One night, we were having dinner and my sister was either poking me in the arm or trying to steal my food or moving my plate around or elbowing me or any of the countless things that a little sister can and will and ought to do to their older brothers and Eric, in his calm, imperturbable way said, “Caitlyn, stop being a provocateur.” 

The aperture of my mind opened wide and light flooded in, completely overwhelming any sense of anything that had been before. I couldn’t feel my face. I couldn’t remember my own name. Until this point, words were breaths. Things that happened reflexively. That just were. But there was something different about this word. My ears did not merely perk up. They jumped. As though they were trying to reach for the air in which the word hung. My skin did not merely prickle with heat. No, now there was a conflagration at the base of my neck and rising steadily. A fever that reached my temples and then my cheeks.

I didn’t even ask the question. I didn’t ask to be excused. I hopped up and ran to what once had been a shelf, but now was only recognizable to me as an altar. I knelt before it. I threw the top volume over with a loud thump and tore open the second volume. S—, too far. Flip flip flip. P— okay, Pr— okay okay, Pro— 

“Eric! P—R—O—V— A or O?!”

“O.”

provocateur - noun
pro· vo· ca· teur (prō-ˌvä-kə-ˈtər )

1 : AGENT PROVOCATEUR (from the French)
2 : one who provokes (a political provocateur)
3 : a person who provokes trouble, causes dissension, or the like; agitator.

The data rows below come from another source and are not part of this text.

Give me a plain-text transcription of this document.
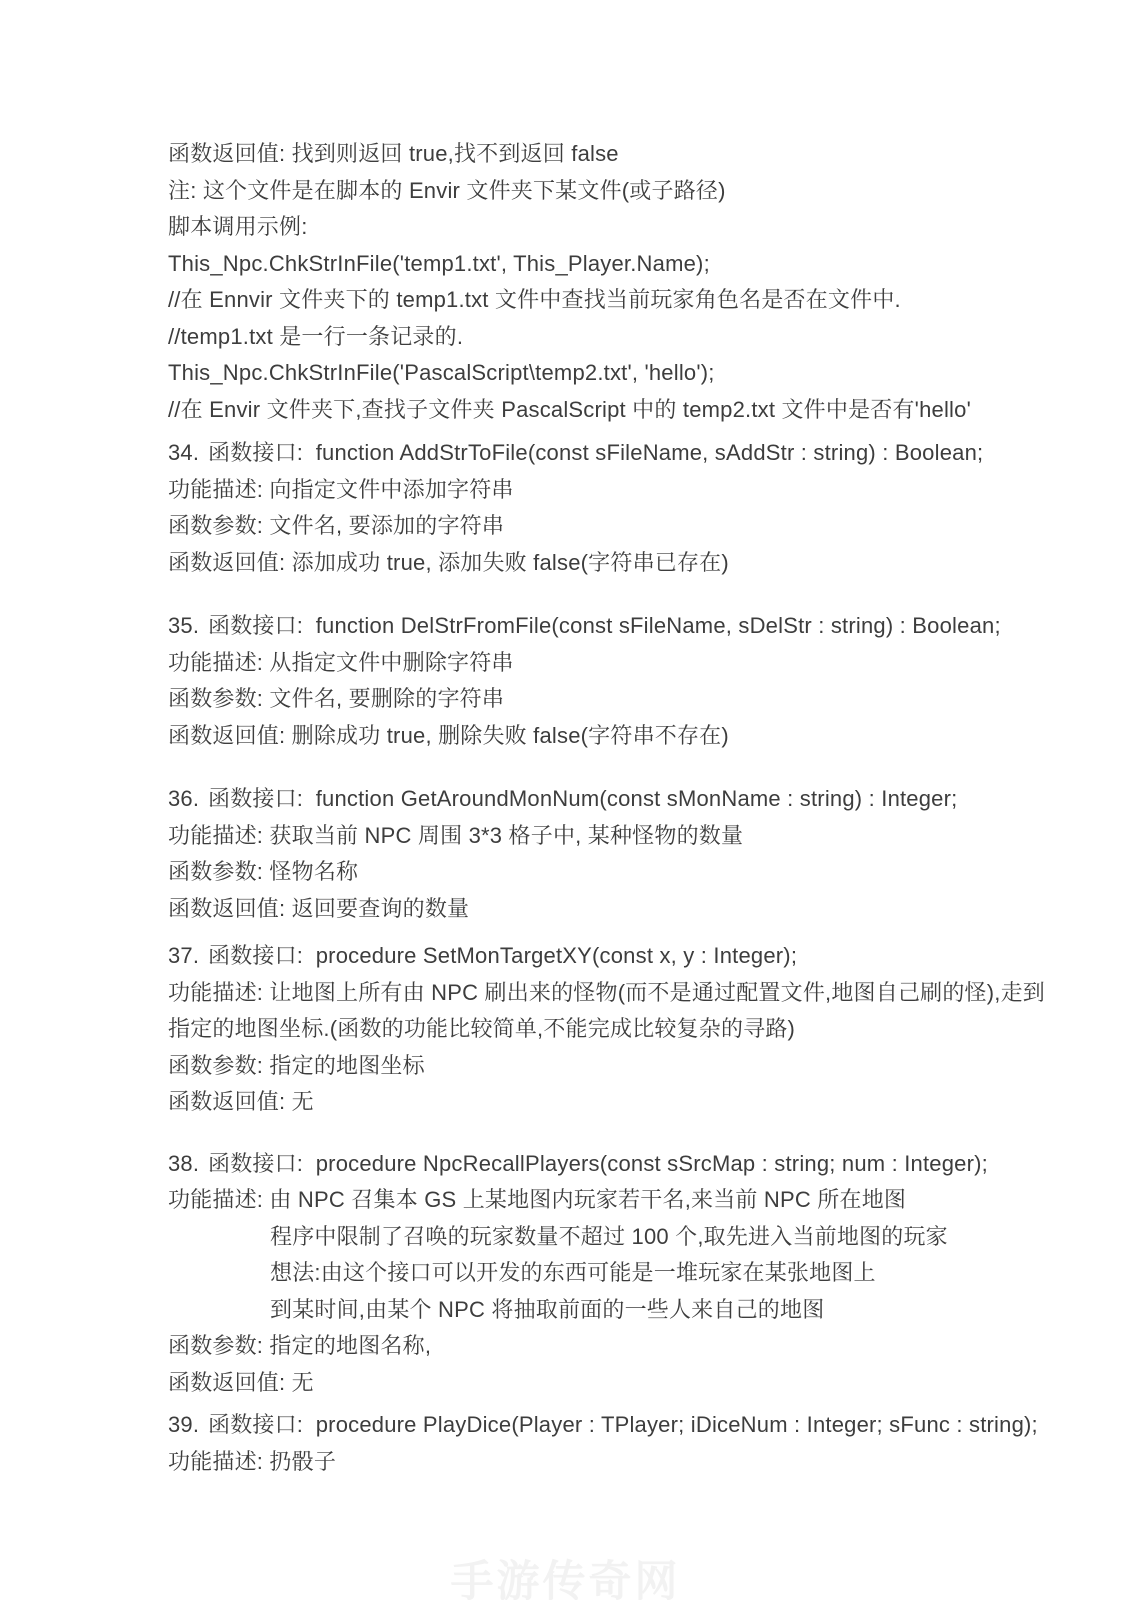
函数返回值: 找到则返回 true,找不到返回 false
注: 这个文件是在脚本的 Envir 文件夹下某文件(或子路径)
脚本调用示例:
This_Npc.ChkStrInFile('temp1.txt', This_Player.Name);
//在 Ennvir 文件夹下的 temp1.txt 文件中查找当前玩家角色名是否在文件中.
//temp1.txt 是一行一条记录的.
This_Npc.ChkStrInFile('PascalScript\temp2.txt', 'hello');
//在 Envir 文件夹下,查找子文件夹 PascalScript 中的 temp2.txt 文件中是否有'hello'
34. 函数接口:  function AddStrToFile(const sFileName, sAddStr : string) : Boolean;
功能描述: 向指定文件中添加字符串
函数参数: 文件名, 要添加的字符串
函数返回值: 添加成功 true, 添加失败 false(字符串已存在)
35. 函数接口:  function DelStrFromFile(const sFileName, sDelStr : string) : Boolean;
功能描述: 从指定文件中删除字符串
函数参数: 文件名, 要删除的字符串
函数返回值: 删除成功 true, 删除失败 false(字符串不存在)
36. 函数接口:  function GetAroundMonNum(const sMonName : string) : Integer;
功能描述: 获取当前 NPC 周围 3*3 格子中, 某种怪物的数量
函数参数: 怪物名称
函数返回值: 返回要查询的数量
37. 函数接口:  procedure SetMonTargetXY(const x, y : Integer);
功能描述: 让地图上所有由 NPC 刷出来的怪物(而不是通过配置文件,地图自己刷的怪),走到
指定的地图坐标.(函数的功能比较简单,不能完成比较复杂的寻路)
函数参数: 指定的地图坐标
函数返回值: 无
38. 函数接口:  procedure NpcRecallPlayers(const sSrcMap : string; num : Integer);
功能描述: 由 NPC 召集本 GS 上某地图内玩家若干名,来当前 NPC 所在地图
程序中限制了召唤的玩家数量不超过 100 个,取先进入当前地图的玩家
想法:由这个接口可以开发的东西可能是一堆玩家在某张地图上
到某时间,由某个 NPC 将抽取前面的一些人来自己的地图
函数参数: 指定的地图名称,
函数返回值: 无
39. 函数接口:  procedure PlayDice(Player : TPlayer; iDiceNum : Integer; sFunc : string);
功能描述: 扔骰子
手游传奇网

It was an epiphany. An awakening. A religious experience. I looked around the room to see where God had landed, because surely He was there. A person who provokes trouble, causes dissension, or the like; agitator. In one word. This was stunning. Confounding. Flabbergasting. Nonplussing. The implications, of course, were immense and the room began to spin slightly, and while I deeply wish that my little 9 year old brain had thought of how wonderous language is and how specific it can be and about how incredible it is that we can communicate any idea at all with the sheer amount of words and meanings there are out there, it only had room for one enormously attractive (and a little evil) thought: I can say whatever I want to someone— call them anything I want— without them knowing any better.

I returned to the table and fell into the chair as though I’d just run a marathon. Eric was smirking and had his arms crossed against his chest and asked me what the word meant. I told him. He seemed very satisfied. As though he knew what he’d done. As though he knew he’d opened Pandora’s Box. But he didn’t know. Couldn’t have. He didn’t then and doesn’t now know how much that moment has profoundly shaped my life. He only knows that now when we talk, he has to stop me occasionally and ask me just “what in the blue fuck does that word mean?”

Sometimes I’m tempted to tell him that I don’t know and that he should look it up.